We are seeing fundamental demand pick up for Energous Corporation (WATT) after Apple announced their plans for pad-based charging for iPhones and the support of an open wireless charging standard. Last week, the Italian-based luxury goods manufacturer Prada SpA warned investors that its turnaround plan to reshape its business may take longer than expected. Montea SCA, the Belgium real estate property developer, announced a EUR 68 million rights issue.
Below please find this week’s edition of From the Trading Desk, which provides timely commentary about top security earners, revenue drivers and other factors influencing the securities lending market from the BBH Securities Lending Trading Team.

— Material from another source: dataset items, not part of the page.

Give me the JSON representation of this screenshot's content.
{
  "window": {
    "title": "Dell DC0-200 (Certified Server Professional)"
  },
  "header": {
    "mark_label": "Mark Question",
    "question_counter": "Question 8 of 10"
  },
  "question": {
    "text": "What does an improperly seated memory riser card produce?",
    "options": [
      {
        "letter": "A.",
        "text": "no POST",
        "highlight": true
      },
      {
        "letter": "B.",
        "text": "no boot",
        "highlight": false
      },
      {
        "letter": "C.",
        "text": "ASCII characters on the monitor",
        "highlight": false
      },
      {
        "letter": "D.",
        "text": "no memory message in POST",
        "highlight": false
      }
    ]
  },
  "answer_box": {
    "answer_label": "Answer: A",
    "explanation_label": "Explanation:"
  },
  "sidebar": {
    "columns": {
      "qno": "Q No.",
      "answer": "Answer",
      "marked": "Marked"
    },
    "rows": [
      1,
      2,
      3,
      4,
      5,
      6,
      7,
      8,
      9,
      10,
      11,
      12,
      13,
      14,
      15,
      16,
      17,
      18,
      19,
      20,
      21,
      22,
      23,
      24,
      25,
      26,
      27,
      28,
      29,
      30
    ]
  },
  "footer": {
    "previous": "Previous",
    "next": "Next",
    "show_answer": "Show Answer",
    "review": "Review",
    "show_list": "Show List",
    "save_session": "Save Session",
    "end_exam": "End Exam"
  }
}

Fundamental demand has picked up for Energous Corporation (WATT) after Apple announced their plans for pad-based charging for iPhones and the support of an open wireless charging standard. Short interest has been strong for WATT as the share price rallied as high as $19.61 following comments from WATT’s CEO that caused some to believe the company was working directly with Apple on technology for wireless charging. Today, the share price tumbled as Apple confirmed they are using Qi technology to develop “AirPower,” their own charging mat that can charge multiple devices at once, for the iPhone 8, iPhone 8 Plus, and iPhone X . WATT had rallied 47% over the past four weeks from the six-month low of $8.95 on 8/21, but this week has been trending lower again.
Applied Optoelectronics Inc. (AAOI) remains a top earning stock in the securities lending market amid bearish sentiment. The share price has fallen roughly 40% from the 52-week high of $99.61, reached back on 8/1. AAOI has been a focus of short sellers that are concerned with the slowdown in Chinese telecom growth and the cyclical industry demand downturn. As a counter to this theory, many bullish investors remain convinced that demand for hyper-scale data centers from giants such as Facebook and Amazon will continue and offset those concerns. Most recently, AAOI is facing a class-action suit amid allegations the company misled investors on 6/13 when the CEO announced second quarter earnings and stated that they expected “another record quarter with our top and bottom-line results expected to exceed our guidance.” The issue followed when, on 8/3, the company revised expectations lower for the third quarter due to “softer than expected demand for our 40G solutions with one of our large customers.” Fee levels have been trending higher amid limited availability and high utilization.
The Italian-based luxury goods manufacturer Prada SpA warned investors last week that its turnaround plan to reshape its business may take longer than expected. First half 2017 revenue for the firm dropped by 5.7 percent as a stronger euro in recent months dented tourist spending in Europe. The owner of luxury brands Church and Miu Miu has been in the midst of a major restructuring plan to close stores and focus more on its e-commerce business, as a reduction in luxury goods demand in Asia has hit the firm harder than its rivals. We have witnessed a gradual increase in securities lending demand for Prada SpA’s Hong Kong-listed shares, which slumped by over 10% in trading last week following the release of its results.
BYD Co Ltd shares surged after China announced plans to phase out fossil fuel vehicles. The Chinese government is working on a timetable to end production and sales of fossil fuel vehicles with a target of producing 7 million New Energy Vehicles (NEV) by 2025. BYD Co Ltd, the largest seller of electric vehicles in China, surged 16% in Hong Kong trading following the announcement. The jump added $2.4 billion to the market value of BYD Co Ltd. Before the announcement, shares in BYD Co Ltd had lost 16% over the past 12 months. We have seen strong long term lending demand for BYD Co Ltd.
This week Montea SCA, the Belgium real estate property developer, announced a EUR 68 million rights issue. The capital increase is being done to help the firm finance its future growth strategy as it looks to expand since its initial IPO back in 2015. Existing investors will be able to subscribe to one new share for every six held. The new shares are being offered at a price of EUR 41, representing a 6.9% discount to the theoretical ex rights price (TERP) as of 9/11. Analysts have highlighted that the relatively shallow lending pool in the name may cause subscription rights to trade below their intrinsic value, thus opening up the opportunity for arbitrage spreads. The desk continues to monitor with the trading period set to run from 9/14 – 9/21.
Danish firm, Bavarian Nordic, experienced a notable price drop last week as phase three trials in PROSTVAC failed to deliver. The biotechnology firm announced it will discontinue its phase three study in PROSTVAC, a cancer immunotherapy aimed at reducing the death rate in prostate cancer after an independent data monitor committee confirmed it was futile. The share price fell as much as 59% in Copenhagen off the back of the news, with many analysts recommending sell and setting new price targets for the stock. The news will leave many short sellers kicking themselves as speculation that the vaccine was going to be a success meant short interest fell this year from 14% to lows of 5% in August.